Let $A$ be a commutative ring with an identity element $1$. An element $x$ in an $A$-module $M$ is called cyclic if $Ax=M$. An $A$-module which has a cyclic element is called cyclic $A$-module.

Let $M_{1},M_{2}$ be cyclic $A$-modules and $I_{1},I_{2}$ annihilators of $M_{1},M_{2}$ respectively: $$ I_{k}=\{ a \in A \mid ax=0\ (\forall x \in M_{k}) \} \ \ \ (k=1,2). $$ Prove that a necessary and sufficient condition for the direct sum $M_{1} \oplus M_{2}$ to be a cyclic $A$-module is that $I_{1}+I_{2}=A$.

My attempt:

"$\Longrightarrow$": We know that $$M_{1} \oplus M_{2} \simeq M_1\times M_2 \simeq A/I_1 \times A/I_2 \simeq A/(I_1 \cap I_2).$$ Since $A/(I_1 \cap I_2)$ is a cyclic $A$-module with a cyclic element $1+I_1 \cap I_2$, we must have $M_{1} \oplus M_{2}$ is cyclic.
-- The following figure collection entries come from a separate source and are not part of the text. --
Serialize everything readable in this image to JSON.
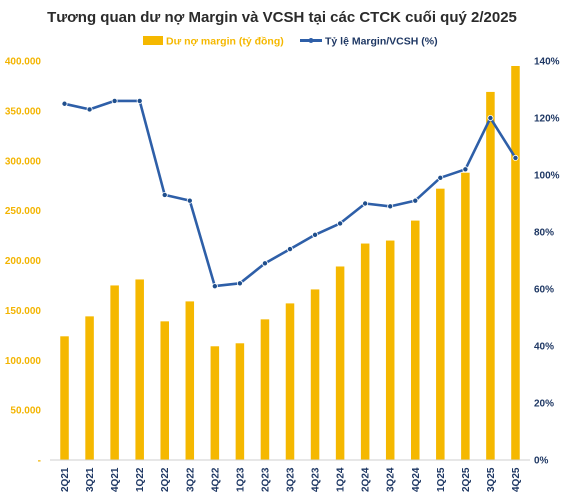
{
  "chart_data": {
    "type": "bar",
    "title": "Tương quan dư nợ Margin và VCSH tại các CTCK cuối quý 2/2025",
    "categories": [
      "2Q21",
      "3Q21",
      "4Q21",
      "1Q22",
      "2Q22",
      "3Q22",
      "4Q22",
      "1Q23",
      "2Q23",
      "3Q23",
      "4Q23",
      "1Q24",
      "2Q24",
      "3Q24",
      "4Q24",
      "1Q25",
      "2Q25",
      "3Q25",
      "4Q25"
    ],
    "series": [
      {
        "name": "Dư nợ margin (tỷ đồng)",
        "type": "bar",
        "axis": "left",
        "color": "#f5b800",
        "values": [
          124000,
          144000,
          175000,
          181000,
          139000,
          159000,
          114000,
          117000,
          141000,
          157000,
          171000,
          194000,
          217000,
          220000,
          240000,
          272000,
          288000,
          369000,
          395000
        ]
      },
      {
        "name": "Tỷ lệ Margin/VCSH (%)",
        "type": "line",
        "axis": "right",
        "color": "#2e5fa8",
        "values": [
          125,
          123,
          126,
          126,
          93,
          91,
          61,
          62,
          69,
          74,
          79,
          83,
          90,
          89,
          91,
          99,
          102,
          120,
          106
        ]
      }
    ],
    "left_axis": {
      "min": 0,
      "max": 400000,
      "ticks": [
        "-",
        "50.000",
        "100.000",
        "150.000",
        "200.000",
        "250.000",
        "300.000",
        "350.000",
        "400.000"
      ],
      "color": "#f3b400"
    },
    "right_axis": {
      "min": 0,
      "max": 140,
      "ticks": [
        "0%",
        "20%",
        "40%",
        "60%",
        "80%",
        "100%",
        "120%",
        "140%"
      ],
      "color": "#1f3864"
    },
    "grid": false,
    "legend_position": "top"
  }
}
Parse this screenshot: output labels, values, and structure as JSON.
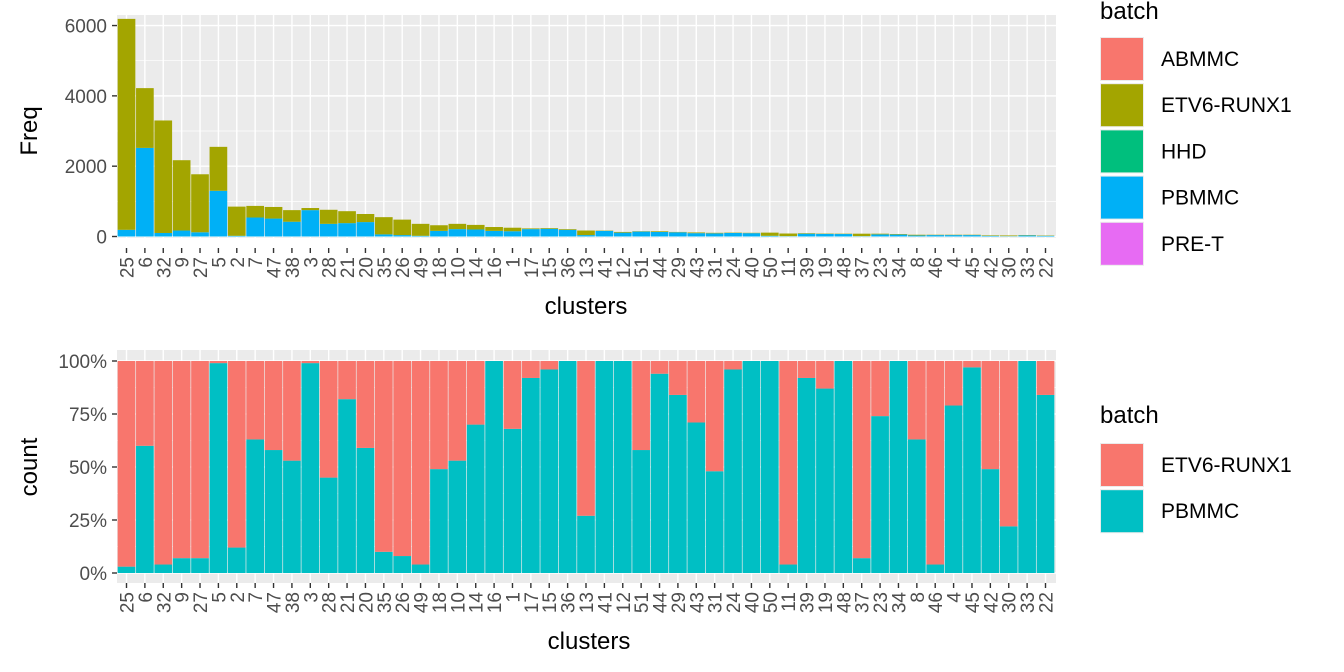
{
  "colors": {
    "ABMMC": "#F8766D",
    "ETV6-RUNX1": "#A3A500",
    "HHD": "#00BF7D",
    "PBMMC": "#00B0F6",
    "PRE-T": "#E76BF3",
    "ETV6-RUNX1_2": "#F8766D",
    "PBMMC_2": "#00BFC4",
    "panel_bg": "#EBEBEB",
    "grid": "#FFFFFF"
  },
  "chart_data": [
    {
      "type": "bar",
      "stacked": true,
      "xlabel": "clusters",
      "ylabel": "Freq",
      "ylim": [
        0,
        6300
      ],
      "yticks": [
        0,
        2000,
        4000,
        6000
      ],
      "ytick_labels": [
        "0",
        "2000",
        "4000",
        "6000"
      ],
      "grid": true,
      "legend_title": "batch",
      "legend_entries": [
        "ABMMC",
        "ETV6-RUNX1",
        "HHD",
        "PBMMC",
        "PRE-T"
      ],
      "legend_position": "right",
      "categories": [
        "25",
        "6",
        "32",
        "9",
        "27",
        "5",
        "2",
        "7",
        "47",
        "38",
        "3",
        "28",
        "21",
        "20",
        "35",
        "26",
        "49",
        "18",
        "10",
        "14",
        "16",
        "1",
        "17",
        "15",
        "36",
        "13",
        "41",
        "12",
        "51",
        "44",
        "29",
        "43",
        "31",
        "24",
        "40",
        "50",
        "11",
        "39",
        "19",
        "48",
        "37",
        "23",
        "34",
        "8",
        "46",
        "4",
        "45",
        "42",
        "30",
        "33",
        "22"
      ],
      "series": [
        {
          "name": "ETV6-RUNX1",
          "values": [
            6000,
            1700,
            3200,
            2000,
            1650,
            1250,
            830,
            330,
            330,
            330,
            60,
            400,
            340,
            230,
            490,
            440,
            340,
            160,
            150,
            130,
            110,
            100,
            20,
            20,
            20,
            130,
            10,
            20,
            10,
            20,
            10,
            20,
            15,
            10,
            10,
            90,
            75,
            15,
            10,
            10,
            70,
            20,
            15,
            20,
            10,
            10,
            10,
            15,
            20,
            10,
            10
          ]
        },
        {
          "name": "PBMMC",
          "values": [
            190,
            2520,
            100,
            170,
            120,
            1300,
            20,
            540,
            510,
            420,
            750,
            360,
            380,
            410,
            60,
            40,
            20,
            160,
            210,
            200,
            160,
            150,
            210,
            220,
            190,
            40,
            160,
            110,
            140,
            130,
            120,
            95,
            90,
            100,
            95,
            20,
            10,
            80,
            75,
            70,
            10,
            60,
            55,
            30,
            40,
            40,
            40,
            20,
            10,
            30,
            20
          ]
        }
      ]
    },
    {
      "type": "bar",
      "stacked": true,
      "position": "fill",
      "xlabel": "clusters",
      "ylabel": "count",
      "ylim": [
        0,
        1
      ],
      "yticks": [
        0,
        0.25,
        0.5,
        0.75,
        1
      ],
      "ytick_labels": [
        "0%",
        "25%",
        "50%",
        "75%",
        "100%"
      ],
      "grid": true,
      "legend_title": "batch",
      "legend_entries": [
        "ETV6-RUNX1",
        "PBMMC"
      ],
      "legend_position": "right",
      "categories": [
        "25",
        "6",
        "32",
        "9",
        "27",
        "5",
        "2",
        "7",
        "47",
        "38",
        "3",
        "28",
        "21",
        "20",
        "35",
        "26",
        "49",
        "18",
        "10",
        "14",
        "16",
        "1",
        "17",
        "15",
        "36",
        "13",
        "41",
        "12",
        "51",
        "44",
        "29",
        "43",
        "31",
        "24",
        "40",
        "50",
        "11",
        "39",
        "19",
        "48",
        "37",
        "23",
        "34",
        "8",
        "46",
        "4",
        "45",
        "42",
        "30",
        "33",
        "22"
      ],
      "series": [
        {
          "name": "PBMMC",
          "values": [
            0.03,
            0.6,
            0.04,
            0.07,
            0.07,
            0.99,
            0.12,
            0.63,
            0.58,
            0.53,
            0.99,
            0.45,
            0.82,
            0.59,
            0.1,
            0.08,
            0.04,
            0.49,
            0.53,
            0.7,
            1.0,
            0.68,
            0.92,
            0.96,
            1.0,
            0.27,
            1.0,
            1.0,
            0.58,
            0.94,
            0.84,
            0.71,
            0.48,
            0.96,
            1.0,
            1.0,
            0.04,
            0.92,
            0.87,
            1.0,
            0.07,
            0.74,
            1.0,
            0.63,
            0.04,
            0.79,
            0.97,
            0.49,
            0.22,
            1.0,
            0.84
          ]
        }
      ]
    }
  ]
}
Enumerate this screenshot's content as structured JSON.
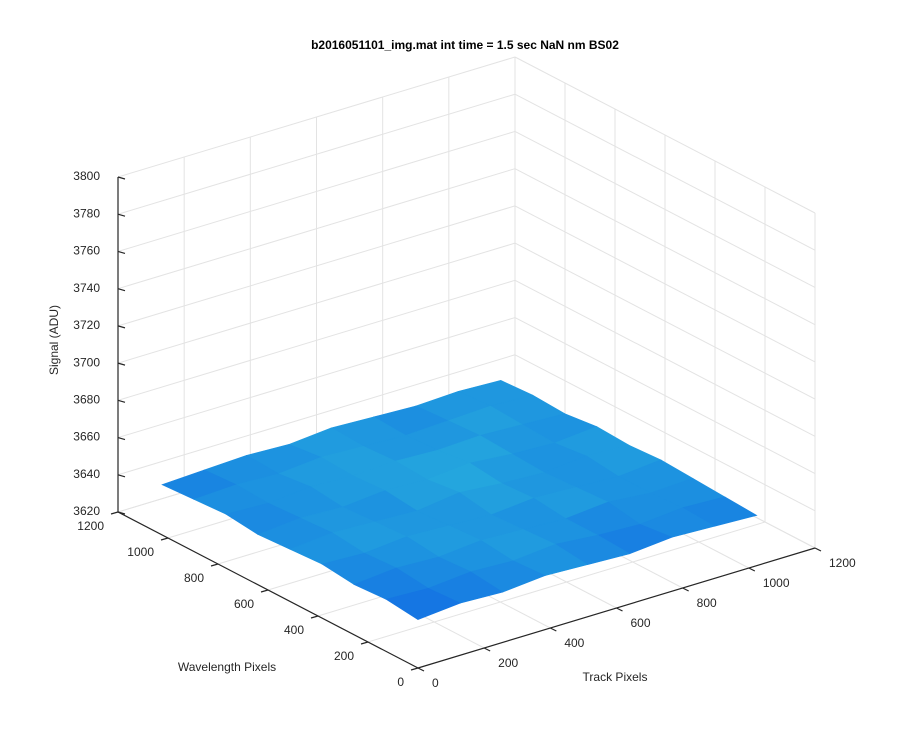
{
  "chart_data": {
    "type": "surface",
    "title": "b2016051101_img.mat int time = 1.5 sec  NaN nm BS02",
    "x_label": "Track Pixels",
    "y_label": "Wavelength Pixels",
    "z_label": "Signal (ADU)",
    "x": [
      0,
      128,
      256,
      384,
      512,
      640,
      768,
      896,
      1024
    ],
    "y": [
      0,
      128,
      256,
      384,
      512,
      640,
      768,
      896,
      1024
    ],
    "z": [
      [
        3646,
        3648,
        3647,
        3649,
        3648,
        3647,
        3649,
        3648,
        3647
      ],
      [
        3648,
        3647,
        3649,
        3648,
        3650,
        3648,
        3647,
        3649,
        3648
      ],
      [
        3647,
        3649,
        3648,
        3650,
        3649,
        3648,
        3650,
        3648,
        3649
      ],
      [
        3649,
        3648,
        3650,
        3649,
        3648,
        3650,
        3649,
        3648,
        3650
      ],
      [
        3648,
        3650,
        3649,
        3648,
        3651,
        3649,
        3648,
        3650,
        3649
      ],
      [
        3647,
        3649,
        3648,
        3650,
        3649,
        3651,
        3649,
        3648,
        3650
      ],
      [
        3649,
        3648,
        3650,
        3649,
        3650,
        3649,
        3650,
        3649,
        3648
      ],
      [
        3648,
        3649,
        3648,
        3650,
        3649,
        3648,
        3649,
        3650,
        3649
      ],
      [
        3647,
        3648,
        3649,
        3648,
        3650,
        3649,
        3648,
        3649,
        3648
      ]
    ],
    "colormap": [
      "#0d5de6",
      "#1c8fe0",
      "#2ab6dc"
    ],
    "xlim": [
      0,
      1200
    ],
    "ylim": [
      0,
      1200
    ],
    "zlim": [
      3620,
      3800
    ],
    "xticks": [
      0,
      200,
      400,
      600,
      800,
      1000,
      1200
    ],
    "yticks": [
      0,
      200,
      400,
      600,
      800,
      1000,
      1200
    ],
    "zticks": [
      3620,
      3640,
      3660,
      3680,
      3700,
      3720,
      3740,
      3760,
      3780,
      3800
    ],
    "grid": true
  }
}
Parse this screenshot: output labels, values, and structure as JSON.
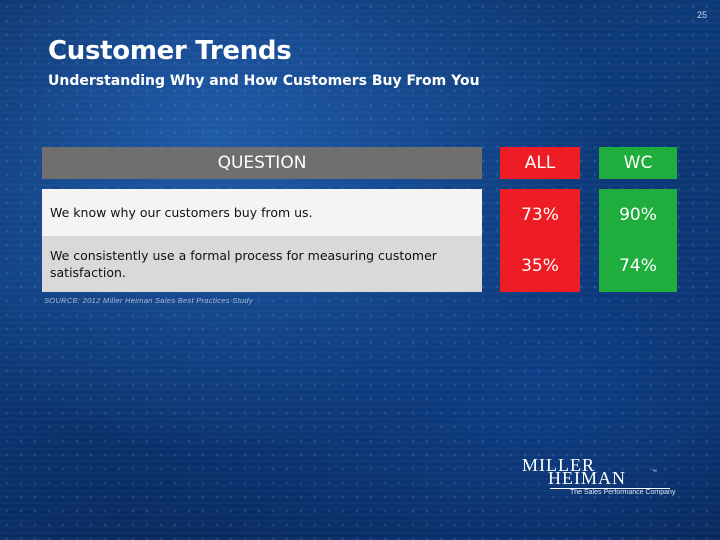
{
  "slide": {
    "number": "25",
    "title": "Customer Trends",
    "subtitle": "Understanding Why and How Customers Buy From You"
  },
  "table": {
    "headers": {
      "question": "QUESTION",
      "all": "ALL",
      "wc": "WC"
    },
    "rows": [
      {
        "question": "We know why our customers buy from us.",
        "all": "73%",
        "wc": "90%"
      },
      {
        "question": "We consistently use a formal process for measuring customer satisfaction.",
        "all": "35%",
        "wc": "74%"
      }
    ],
    "colors": {
      "all": "#ee1c24",
      "wc": "#1fae3e",
      "header": "#6f6f6f"
    }
  },
  "source": "SOURCE: 2012 Miller Heiman Sales Best Practices Study",
  "logo": {
    "line1": "MILLER",
    "line2": "HEIMAN",
    "trademark": "™",
    "tagline": "The Sales Performance Company"
  }
}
But it seems that condition $I_{1}+I_{2}=A$ is not necessary?

"$\Longleftarrow$": Assume that $M_{1} \oplus M_{2}$ is cyclic then $$M_{1} \oplus M_{2} \simeq A/\rm{Ann}(M_1 + M_2) \simeq A/(I_1 \cap I_2).$$ I know that if $M_{1} \oplus M_{2} \simeq A/I_1I_2$ then $I_1 \cap I_2 =I_1I_2$ forcing $I_{1}+I_{2}=A$. But how can I prove that?

Any help would be much appreciated.

Answer 1

Assume $I+J \neq A$. Let $\mathfrak m$ be maximal ideal containing $I+J$.

We get a surjection $A/I \oplus A/J \twoheadrightarrow A/\mathfrak m \oplus A/\mathfrak m$.

If $A/I \oplus A/J$ was cyclic, we can compose this surjection with $A \twoheadrightarrow A/I \oplus A/J$ to get a surjection

$$A \twoheadrightarrow A/\mathfrak m \oplus A/\mathfrak m$$

After tensoring with $A/\mathfrak m =: k$, we get a surjection

$$k \to k^2,$$

which is absurd.

This shows: If $I+J \neq A$, $A/I \oplus A/J$ is not cyclic. Precisely, what you wanted.